If you sense a tourist attraction, you’re right, albeit a low-key one. It’s a pleasant bike ride through the countryside to the present-day dusty village. Inside a walled compound people will happily show the bow protruding from the khaki-colored earth, looking suspiciously like a hunk of black volcanic rock.
Cycling is the best way to travel. Local buses are unreliable and, besides, there’s not a hill in sight. With a bike you can also visit some of the dozens of large ponds that dot the Janakpur area.
Ram was actually an incarnation of the great god Vishnu, and most of the Hindu pantheon wanted to attend his wedding. Legend says King Janak ordered the ponds dug so each of the gods and goddesses attending the wedding could bathe in private.
The ponds are still there (most are actually more recent), and much of village life revolves around them and their lush, green, shady banks. Worshippers supplicate the gods standing waist-deep in the pond, women beat their washing nearby on stones worn smooth after generations of use and children laugh and splash. In another corner water buffalo relax and wallow, and nearby a fisherman throws his net, a huge mesh circle flying through the air.
|Inner sanctuary, Janaki Mandir|
In Janakpur you have to sightsee by bicycle or rickshaw, because motor vehicles are banned from the town proper (another thing in its favor). In the town center at dawn people will be bathing at Ganga Sagar Pond, just as Sita is said to have done. Women still bath as Sita did, dressed in a sari.
From here it’s an easy walk to Janaki Mandir through a bazaar that is a Hindu version of Asakusa’s Nakamise-dori. Shops selling everything from religious icons to the latest fashions and gadgets line the street until it reaches the huge open square containing Janaki Mandir.
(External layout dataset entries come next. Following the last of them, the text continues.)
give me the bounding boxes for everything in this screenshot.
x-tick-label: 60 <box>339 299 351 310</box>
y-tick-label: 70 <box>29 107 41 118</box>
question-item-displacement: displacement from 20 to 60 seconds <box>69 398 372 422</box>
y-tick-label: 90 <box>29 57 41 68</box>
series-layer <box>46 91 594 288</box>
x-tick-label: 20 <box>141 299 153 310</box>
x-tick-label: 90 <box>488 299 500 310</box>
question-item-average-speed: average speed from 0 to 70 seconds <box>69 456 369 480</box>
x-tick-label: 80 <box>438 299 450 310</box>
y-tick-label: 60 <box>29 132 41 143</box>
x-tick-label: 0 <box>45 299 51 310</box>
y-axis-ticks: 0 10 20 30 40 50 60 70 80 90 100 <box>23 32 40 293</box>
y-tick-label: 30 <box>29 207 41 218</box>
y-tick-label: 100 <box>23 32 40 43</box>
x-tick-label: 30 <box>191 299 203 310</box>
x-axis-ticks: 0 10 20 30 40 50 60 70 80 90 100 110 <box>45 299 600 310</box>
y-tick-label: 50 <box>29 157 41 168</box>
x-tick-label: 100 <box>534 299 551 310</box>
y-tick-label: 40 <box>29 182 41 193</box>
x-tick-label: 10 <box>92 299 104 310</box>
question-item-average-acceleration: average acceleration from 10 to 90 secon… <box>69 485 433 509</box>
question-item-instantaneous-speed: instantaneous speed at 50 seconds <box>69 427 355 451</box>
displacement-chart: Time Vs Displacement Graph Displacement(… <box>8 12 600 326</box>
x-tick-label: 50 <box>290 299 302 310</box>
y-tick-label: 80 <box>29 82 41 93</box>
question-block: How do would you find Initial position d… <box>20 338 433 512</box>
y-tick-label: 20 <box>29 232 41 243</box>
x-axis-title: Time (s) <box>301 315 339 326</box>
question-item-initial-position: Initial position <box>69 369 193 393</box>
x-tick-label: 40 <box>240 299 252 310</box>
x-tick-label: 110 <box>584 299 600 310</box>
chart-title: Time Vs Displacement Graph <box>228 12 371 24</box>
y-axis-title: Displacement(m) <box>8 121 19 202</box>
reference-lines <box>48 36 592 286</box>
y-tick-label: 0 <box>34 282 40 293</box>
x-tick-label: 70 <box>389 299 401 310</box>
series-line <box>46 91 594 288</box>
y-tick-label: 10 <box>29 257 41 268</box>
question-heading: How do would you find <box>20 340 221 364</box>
The temple is like a marvelous white wedding cake, delicately trimmed in every color of the rainbow and topped with spires and towers in Mughal style. An Indian queen built it in 1911 as an act of religious devotion, marking the spot where in 1657 worshippers found a golden statue of Sita, and decided this was her actual residence.
The actual temple sanctuary sits in an inner courtyard paved with gray-white marble. It’s busy from morning to night. Shopkeepers and civil servants going to and from work, housewives going shopping, cows looking for a handout, children going to school or off to play: It seems the entire town stops here at least once a day to pay respects.
Then there are the busloads of pilgrims arriving daily from all across India and Nepal. Large groups of men and women move through the temple in tight clumps, just like tour groups in Japan (minus the flag-waving guide at their head). During festivals the town’s population can double or triple overnight.
This tourist trade keeps Janakpur’s bazaar going. Before India opened to imports about a decade ago, middle-class Indians came to combine a little religion with a lot of shopping for the latest consumer goods available here in more laissez-faire Nepal. Now this has dried up, but the gold bazaar continues to thrive. In dozens of shops goldsmiths sit cross-legged, fashioning the elaborate jewelry most women consider their most valuable (and often only) asset.
Just on the outskirts of town near the airport is the Janakpur Women’s Development Center. Women of the Maithili ethnic group, the area’s largest, use the same folk designs they’ve painted on homes for thousands of years to produce handicrafts. Founded in 1989, the center has succeeded beyond anyone’s expectations. Visitors are welcome to watch the women work, and there is a shop. The only men are the night watchmen.
Janakpur also has Nepal’s only railroad, a narrow-gauge line stretching about 55 km. Quaint if not speedy, it’s a cheap way to see this verdant countryside.